The companies have developed an automated software testing platform that will allow the carrier to swiftly test and deploy software releases and services to its pan-European voice core infrastructures
In sum — what to know:
A new test solution: Vodafone picked Spirent to jointly develop a test automation platform for testing and validating software, feature releases, and updates to its 5G voice core infrastructure in Europe.
Fully-automated pipelines: Running on top of an infrastructure spanning 160 nodes, the solution is fully automated and will be part of Vodafone’s lab-to-live lifecycle process.
Early tests show promise: According to Vodafone, early implementations showed 75% reduction in rollout times.
Telecom networks are complexly interconnected. A local failure emerging from a single point can strike distant parts of the network, degrading service quality across swathes of users.
The growing dependence on software makes the system even easier to break. Every small change made to a software can potentially introduce new bugs. A catastrophic failure can simply stem from a fleet of network equipment waiting to receive a delayed software update, or from receiving a buggy one.
Vodafone and Spirent are working together to address this vulnerability. The companies have co-developed a bespoke automated software validation platform while testing a soon-to-launch Vodafone voice service, that will ensure quality and compliance of all software, software release, and updates to Vodafone’s 5G voice core network in Europe.
The testing platform enables swift verification and validation of software updates pushed by 5G equipment vendors in Vodafone’s ecosystem before they are deployed into production. This will allow the carrier to deploy new features and updates from vendors as well as pump out new services of its own to customers much faster than was possible earlier.
“Spirent’s solution is a new way of creating an automation pipeline, which includes the concept of testing the network comprehensively before anything is deployed,” said a spokesperson for Spirent.
Running on a 160-node infrastructure, the automated software testing solution is integrated into Vodafone’s existing continuous integration and deployment (CI/CD) pipeline where it performs auto-checks on every software or release that comes through.
The platform is fully automated and requires no manual intervention, Spirent told. It sits in the customer environment, and as a new software loads or a software update comes through, it fires off a set of smaller pipelines that does different types of checks on auto-pilot.
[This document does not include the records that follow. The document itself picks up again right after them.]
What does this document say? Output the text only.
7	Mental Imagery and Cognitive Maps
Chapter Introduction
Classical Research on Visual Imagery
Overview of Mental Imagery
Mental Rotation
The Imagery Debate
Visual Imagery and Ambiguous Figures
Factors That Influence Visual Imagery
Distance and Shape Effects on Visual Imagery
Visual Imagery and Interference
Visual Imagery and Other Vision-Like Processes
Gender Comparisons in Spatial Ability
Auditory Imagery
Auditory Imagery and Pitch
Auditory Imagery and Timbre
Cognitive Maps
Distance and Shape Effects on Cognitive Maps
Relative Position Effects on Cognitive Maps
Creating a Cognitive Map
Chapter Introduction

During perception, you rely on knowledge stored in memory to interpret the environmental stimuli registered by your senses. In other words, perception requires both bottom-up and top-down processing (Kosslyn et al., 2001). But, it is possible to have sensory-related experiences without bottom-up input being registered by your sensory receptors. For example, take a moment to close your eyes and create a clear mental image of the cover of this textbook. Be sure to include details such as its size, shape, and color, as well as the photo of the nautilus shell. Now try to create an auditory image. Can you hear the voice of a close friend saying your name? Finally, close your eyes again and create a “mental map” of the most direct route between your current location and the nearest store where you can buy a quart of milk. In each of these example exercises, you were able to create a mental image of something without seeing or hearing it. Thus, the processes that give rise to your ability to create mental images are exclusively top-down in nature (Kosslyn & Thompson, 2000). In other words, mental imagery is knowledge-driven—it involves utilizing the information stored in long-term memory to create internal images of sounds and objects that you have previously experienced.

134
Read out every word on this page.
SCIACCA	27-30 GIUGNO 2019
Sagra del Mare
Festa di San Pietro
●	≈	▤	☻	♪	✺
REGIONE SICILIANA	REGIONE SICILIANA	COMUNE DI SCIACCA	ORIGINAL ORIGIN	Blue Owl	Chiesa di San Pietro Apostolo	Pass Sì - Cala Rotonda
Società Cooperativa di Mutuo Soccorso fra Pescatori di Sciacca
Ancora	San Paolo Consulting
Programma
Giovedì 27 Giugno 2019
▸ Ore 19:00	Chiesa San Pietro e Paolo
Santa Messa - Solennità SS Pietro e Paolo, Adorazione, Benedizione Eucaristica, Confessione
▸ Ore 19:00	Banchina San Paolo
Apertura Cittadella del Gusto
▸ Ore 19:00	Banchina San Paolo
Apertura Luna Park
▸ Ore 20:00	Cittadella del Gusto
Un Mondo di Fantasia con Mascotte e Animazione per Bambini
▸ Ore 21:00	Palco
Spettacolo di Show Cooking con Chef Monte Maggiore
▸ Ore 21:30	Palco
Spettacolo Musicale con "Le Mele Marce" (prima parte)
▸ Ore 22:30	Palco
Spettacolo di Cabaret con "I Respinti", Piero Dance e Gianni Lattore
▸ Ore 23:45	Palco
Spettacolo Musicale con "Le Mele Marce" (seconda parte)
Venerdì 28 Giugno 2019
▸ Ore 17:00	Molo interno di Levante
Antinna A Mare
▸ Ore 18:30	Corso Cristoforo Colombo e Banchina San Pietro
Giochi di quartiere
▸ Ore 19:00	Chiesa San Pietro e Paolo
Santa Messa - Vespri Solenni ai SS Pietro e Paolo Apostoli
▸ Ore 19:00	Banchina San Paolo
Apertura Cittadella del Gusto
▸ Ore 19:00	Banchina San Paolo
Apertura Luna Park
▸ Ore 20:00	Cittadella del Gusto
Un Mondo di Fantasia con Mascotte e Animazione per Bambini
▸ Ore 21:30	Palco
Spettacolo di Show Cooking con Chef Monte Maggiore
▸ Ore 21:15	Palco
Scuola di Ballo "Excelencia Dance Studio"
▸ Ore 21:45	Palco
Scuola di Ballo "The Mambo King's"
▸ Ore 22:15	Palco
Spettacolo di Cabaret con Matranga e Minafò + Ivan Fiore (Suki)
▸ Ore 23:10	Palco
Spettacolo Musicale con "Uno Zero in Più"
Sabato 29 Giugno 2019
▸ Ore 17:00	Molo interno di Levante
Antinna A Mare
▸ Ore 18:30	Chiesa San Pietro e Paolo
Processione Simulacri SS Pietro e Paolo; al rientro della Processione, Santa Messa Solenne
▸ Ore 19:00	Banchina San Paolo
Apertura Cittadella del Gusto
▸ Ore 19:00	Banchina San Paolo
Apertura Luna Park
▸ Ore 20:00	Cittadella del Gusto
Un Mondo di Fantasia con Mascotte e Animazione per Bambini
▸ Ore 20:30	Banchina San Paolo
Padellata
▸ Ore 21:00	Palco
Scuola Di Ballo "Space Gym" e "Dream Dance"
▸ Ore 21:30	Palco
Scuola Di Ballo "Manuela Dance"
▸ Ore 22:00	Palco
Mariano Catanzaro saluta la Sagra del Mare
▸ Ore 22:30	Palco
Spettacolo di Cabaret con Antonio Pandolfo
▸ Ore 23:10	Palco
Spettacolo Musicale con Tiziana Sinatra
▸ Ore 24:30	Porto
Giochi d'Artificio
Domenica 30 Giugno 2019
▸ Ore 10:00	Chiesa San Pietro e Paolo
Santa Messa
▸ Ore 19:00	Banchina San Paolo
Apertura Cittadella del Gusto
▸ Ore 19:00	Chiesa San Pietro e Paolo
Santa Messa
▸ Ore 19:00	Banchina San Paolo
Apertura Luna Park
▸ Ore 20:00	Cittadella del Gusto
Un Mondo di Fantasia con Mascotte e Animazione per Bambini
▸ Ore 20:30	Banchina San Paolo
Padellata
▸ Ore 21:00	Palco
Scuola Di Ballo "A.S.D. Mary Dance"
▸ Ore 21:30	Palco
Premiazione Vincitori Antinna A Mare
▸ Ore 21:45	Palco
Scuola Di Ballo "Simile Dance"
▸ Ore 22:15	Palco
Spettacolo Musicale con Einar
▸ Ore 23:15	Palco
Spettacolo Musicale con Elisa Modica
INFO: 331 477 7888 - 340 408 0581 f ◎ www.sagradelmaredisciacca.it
“What if you’re running tests for a certain service and something breaks? What happens next in terms of collection of artifacts and sharing that information with the right teams to get it fixed? All of those things are implemented as multiple pipelines within the entire automation framework, eliminating any guesswork and shortening response time,” the spokesperson explained.
Under the hood, the platform leverages three of Spirent’s key technologies: Landslide, for emulating and testing services; the Velocity automation portfolio, which is built into the CI/CD/CT process, and initiates and executes pipelines 24×7; and VisionWorks that creates a birth certificate for the service and/or network function deployed into production, and then switches to a performance monitoring mode to assure the service over time.
Embedded into Vodafone’s lab-to-live lifecycle workflow, the platform will automate deployment of new software releases every three months, as timed by vendors in most markets, Vodafone stated.
The carrier claims that the platform makes it possible to roll out new software upgrades in just days — a process that typically spans months. In its early implementations, the company reported a 75% drop in time to release new infrastructure software updates. If that’s accurate, this can dramatically save time, allowing upgrades and features to reach customers much faster.
The solution, Spirent said, is however not exclusive to Vodafone. The network test and assurance service provider is in fact in talks with multiple customers at this time, and set to launch new packages shortly.
The partnership comes at a time when Vodafone is working to ramp up cloud-native 5G standalone (SA) deployment across Europe — an initiative which began in 2021 with the activation of Europe’s first ever 5G SA in Germany, and subsequent expansions to UK, Ireland, Italy, Portugal, and other parts of Europe. The company said it anticipates a surge in software releases with its ongoing 5G SA expansion efforts across Europe.
Unlike 5G Non-Standalone (NSA), SA runs on a full 5G core which is architected to deliver speeds of 150 Mbps to 200 Mbps, ultra-low latency, and advanced network functions, like network slicing. Being a more responsive network than 5G NSA, 5G SA supports a wide range of demanding use cases like 4K streaming, high-quality video calls, online gaming, AR/VR applications, IoT, and industrial automation.